Ultimately, the entire story exemplifies this theme. The subway, real, solid, and practical, is also surreal, somehow outside of reality, a metaphor for life and a place for observation and introspection. Moving through this story, we become unsettled by the disconnected lines, the broken paragraphs, the lack of chronological narrative, the strange imagery. Yet, though we do not know the narrator’s gender, background, or appearance, a sense of honesty and close observation allows us to trust the story. “Tokyo” leaves the reader uneasy, most of all because it feels true.
by Elyse Hauser
Lovely and strange, Brian Warfield’s short story “Tokyo” plays with form,
language, and temporality to capture the bleak surreality of the everyday. The reader is dropped into a Tokyo subway at midnight, a memory. The story moves like a subway train: winding, pausing, inexorable. The train moves like a life. The narrator speaks to us from some time after Tokyo, assuring that “there is nothing to the future except what science fiction has promised us.” Has some great tragedy or tribulation befallen the narrator since Tokyo? Only the tragedy of plodding through the mundane realities of the world.
Yet the mundane might also be beautiful and fascinating. Warfield uses juxtaposition to great effect here, evoking vividness through contrast. On the subways of Tokyo are “short businessmen” and “punks with safety pins through their eyelids”. The narrator learns the poignant lesson that life is not about learning poignant lessons. The world flips from fascinating to repetitive, until the two concepts converge and overlap.
While the expected details of a person’s face or a city’s smell are deliberately excluded, the narrator is very specific about time.
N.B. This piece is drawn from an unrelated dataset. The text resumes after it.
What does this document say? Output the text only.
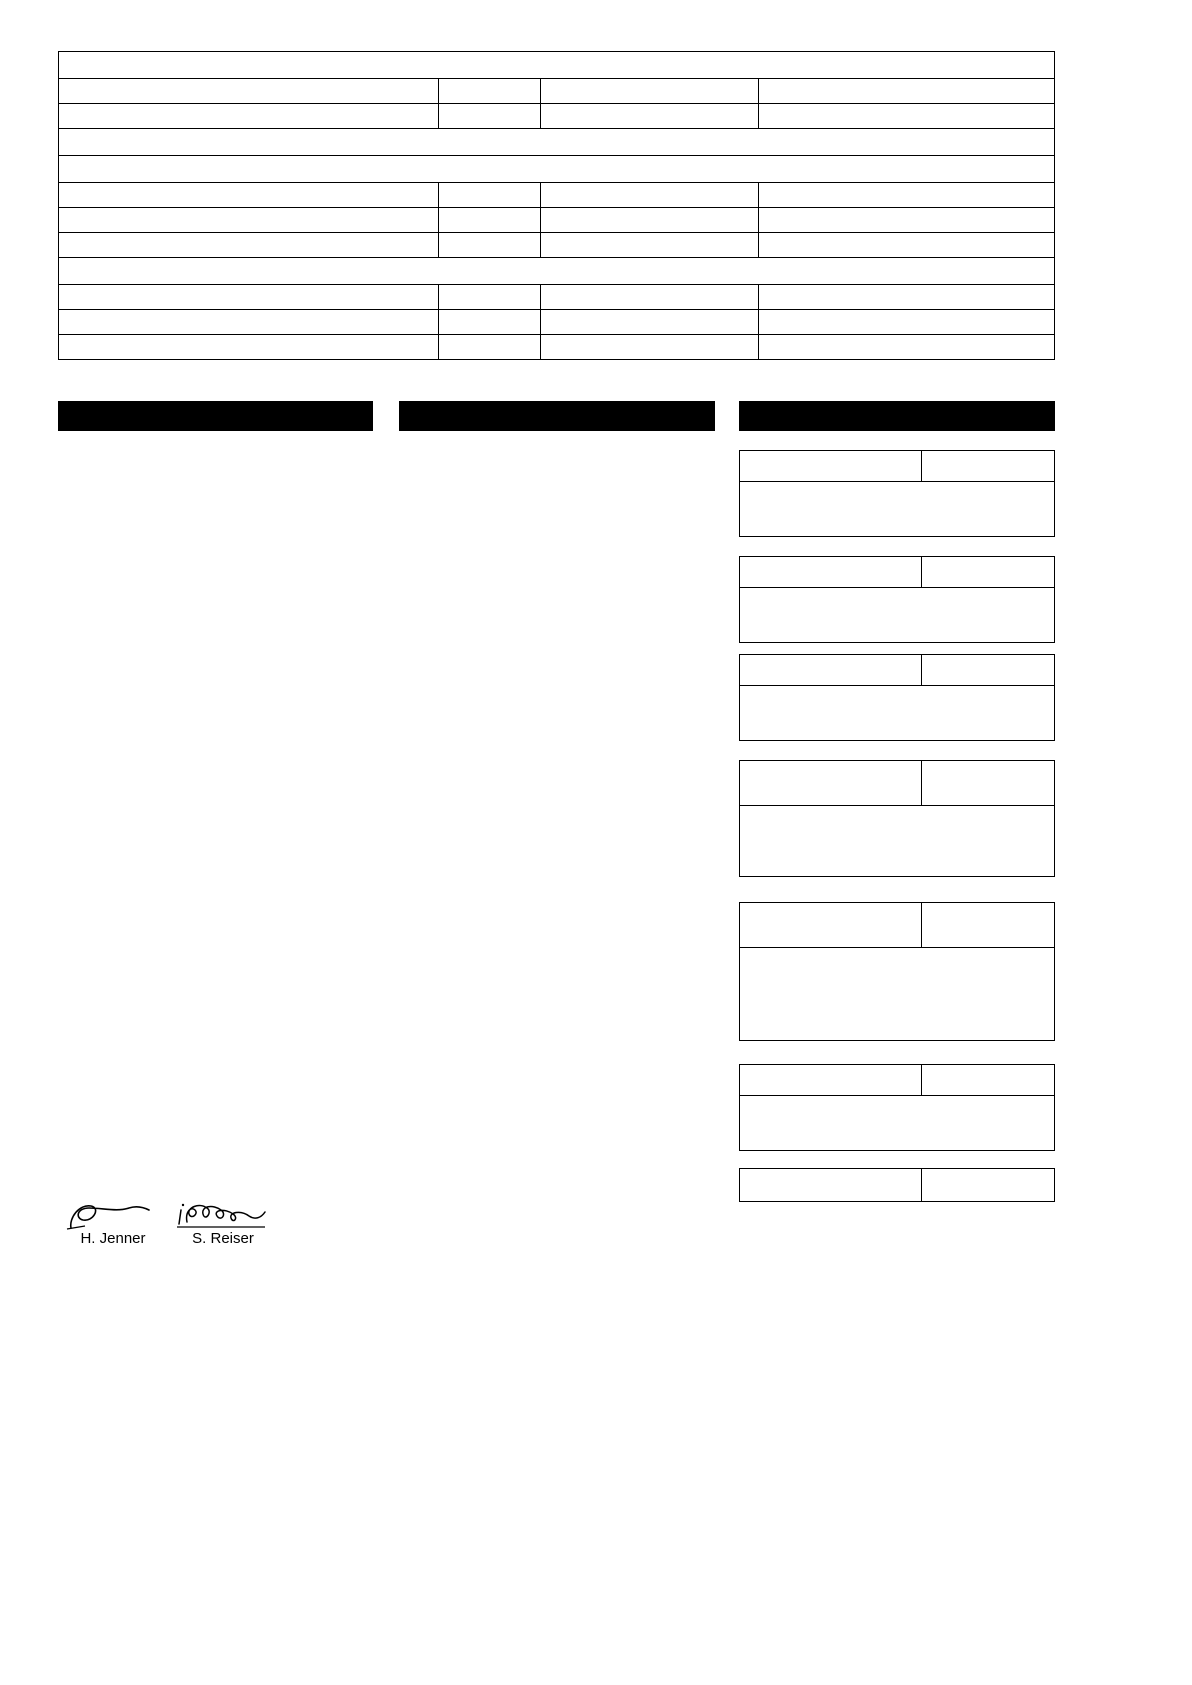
H. Jenner	S. Reiser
We’re on the subway at midnight, but midnight only in the romantic sense—it’s actually two or three a.m. Five p.m. on Monday is “a horrid hour”. The narrator was 42 in Tokyo, and Tokyo was seven years ago. Like a train announcing the hour, these facts mark the story and the narrator’s experience in a way we are familiar with, in our lives delineated by dates and times and birthdays and anniversaries, the unstoppable passage of time.
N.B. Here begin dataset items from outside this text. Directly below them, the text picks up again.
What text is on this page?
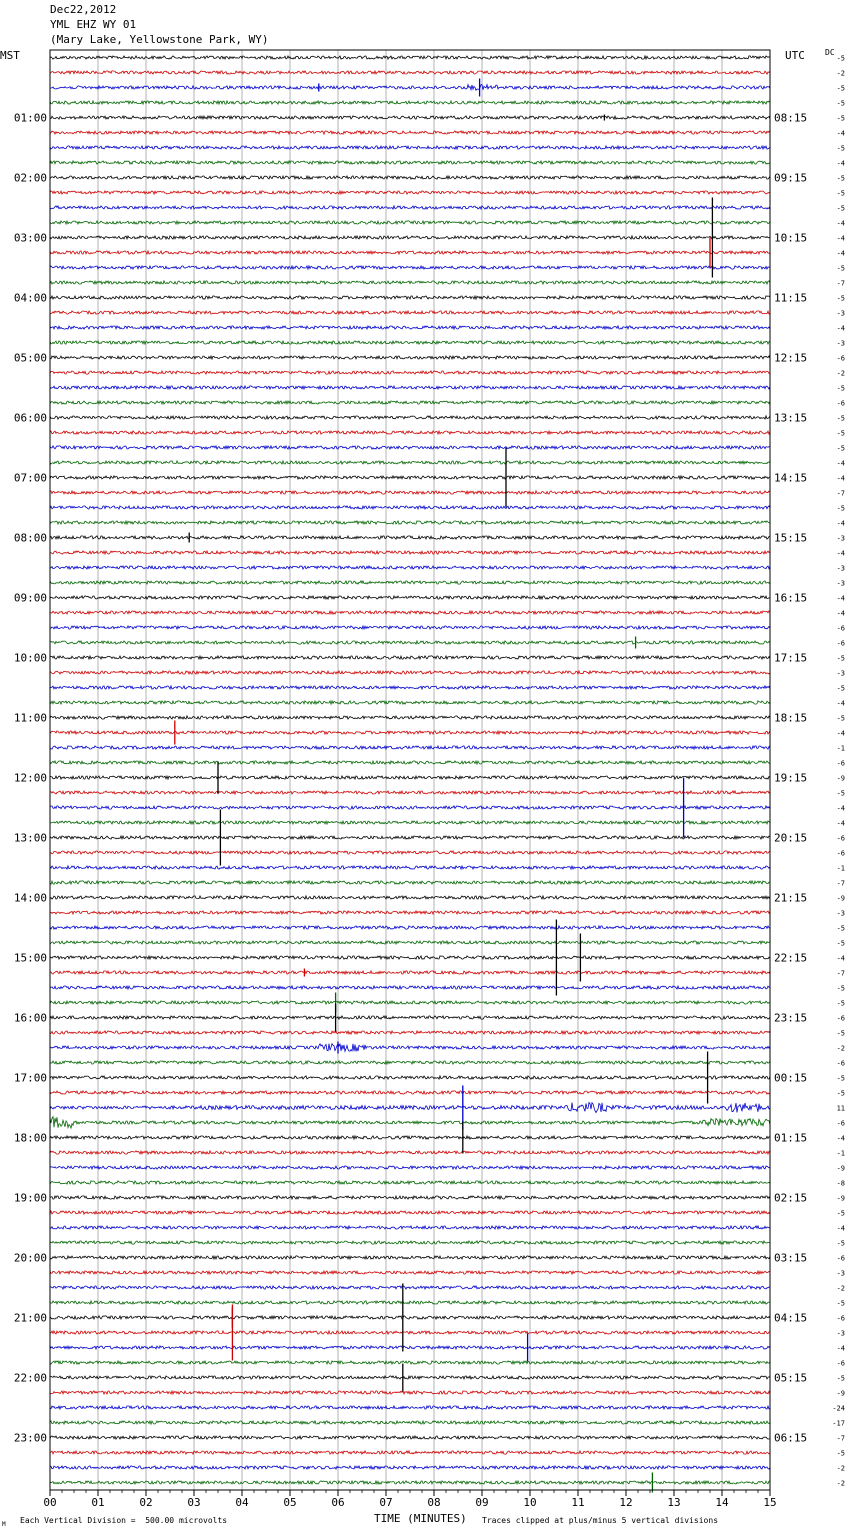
Dec22,2012
YML EHZ WY 01
(Mary Lake, Yellowstone Park, WY)
MST	UTC	DC
01:00
02:00
03:00
04:00
05:00
06:00
07:00
08:00
09:00
10:00
11:00
12:00
13:00
14:00
15:00
16:00
17:00
18:00
19:00
20:00
21:00
22:00
23:00
08:15
09:15
10:15
11:15
12:15
13:15
14:15
15:15
16:15
17:15
18:15
19:15
20:15
21:15
22:15
23:15
00:15
01:15
02:15
03:15
04:15
05:15
06:15
-5
-2
-5
-5
-5
-4
-5
-4
-5
-5
-5
-4
-4
-4
-5
-7
-5
-3
-4
-3
-6
-2
-5
-6
-5
-5
-5
-4
-4
-7
-5
-4
-3
-4
-3
-3
-4
-4
-6
-6
-5
-3
-5
-4
-5
-4
-1
-6
-9
-5
-4
-4
-6
-6
-1
-7
-9
-3
-5
-5
-4
-7
-5
-5
-6
-5
-2
-6
-5
-5
11
-6
-4
-1
-9
-8
-9
-5
-4
-5
-6
-3
-2
-5
-6
-3
-4
-6
-5
-9
-24
-17
-7
-5
-2
-2
00	01	02	03	04	05	06	07	08	09	10	11	12	13	14	15
Each Vertical Division =  500.00 microvolts	TIME (MINUTES) Traces clipped at plus/minus 5 vertical divisions
M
On the page, the form of “Tokyo” reflects the story’s sense of disjointed strangeness. Each paragraph consists of just a few lines, sometimes merely a sentence, with white space in between. These frequent pauses are like stops on a subway. They allow us to move with the narrator, as he flicks between images as though showing us a slide reel of Japan, and jumps between the past and the present, the abstract and the specific, between object and interpretation. Warfield moves expertly up and down the ladder of abstraction, counterpointing tangible images with metaphysical ideas. The trajectory of one’s life is a “thick red cord”; to step through the actual doors of the train is to step into a sense of anonymity.
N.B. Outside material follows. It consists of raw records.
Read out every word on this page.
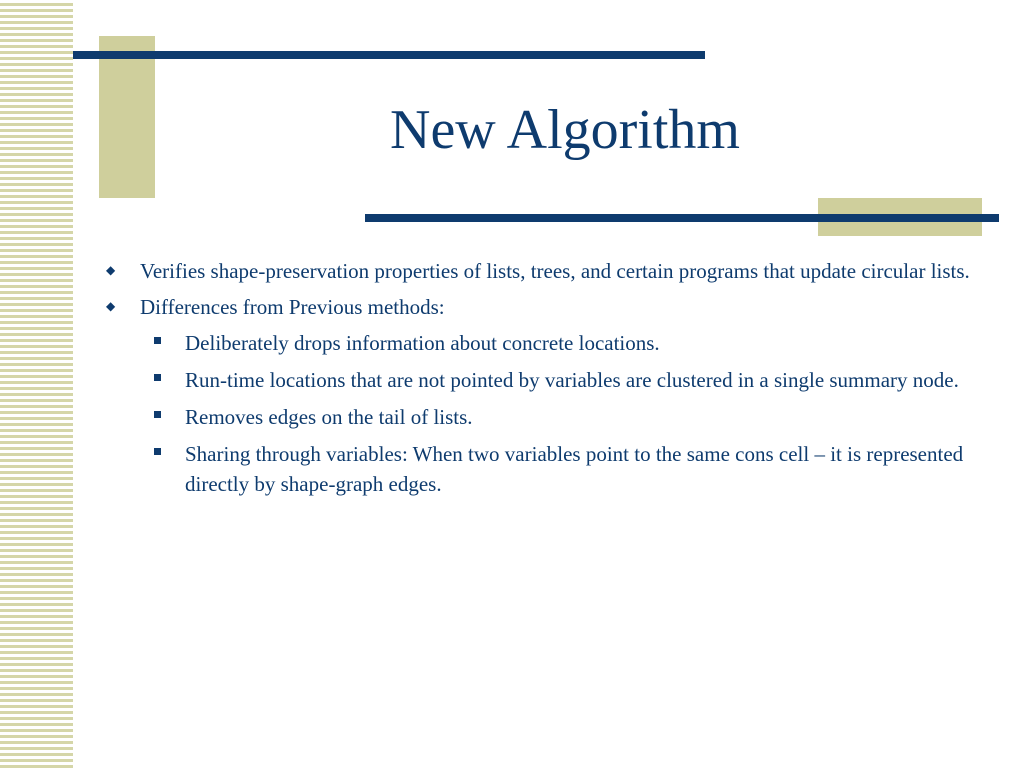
New Algorithm
◆ Verifies shape-preservation properties of lists, trees, and certain programs that update circular lists.
◆ Differences from Previous methods:
Deliberately drops information about concrete locations.
Run-time locations that are not pointed by variables are clustered in a single summary node.
Removes edges on the tail of lists.
Sharing through variables: When two variables point to the same cons cell – it is represented directly by shape-graph edges.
Ultimately, the entire story exemplifies this theme. The subway, real, solid, and practical, is also surreal, somehow outside of reality, a metaphor for life and a place for observation and introspection. Moving through this story, we become unsettled by the disconnected lines, the broken paragraphs, the lack of chronological narrative, the strange imagery. Yet, though we do not know the narrator’s gender, background, or appearance, a sense of honesty and close observation allows us to trust the story. “Tokyo” leaves the reader uneasy, most of all because it feels true.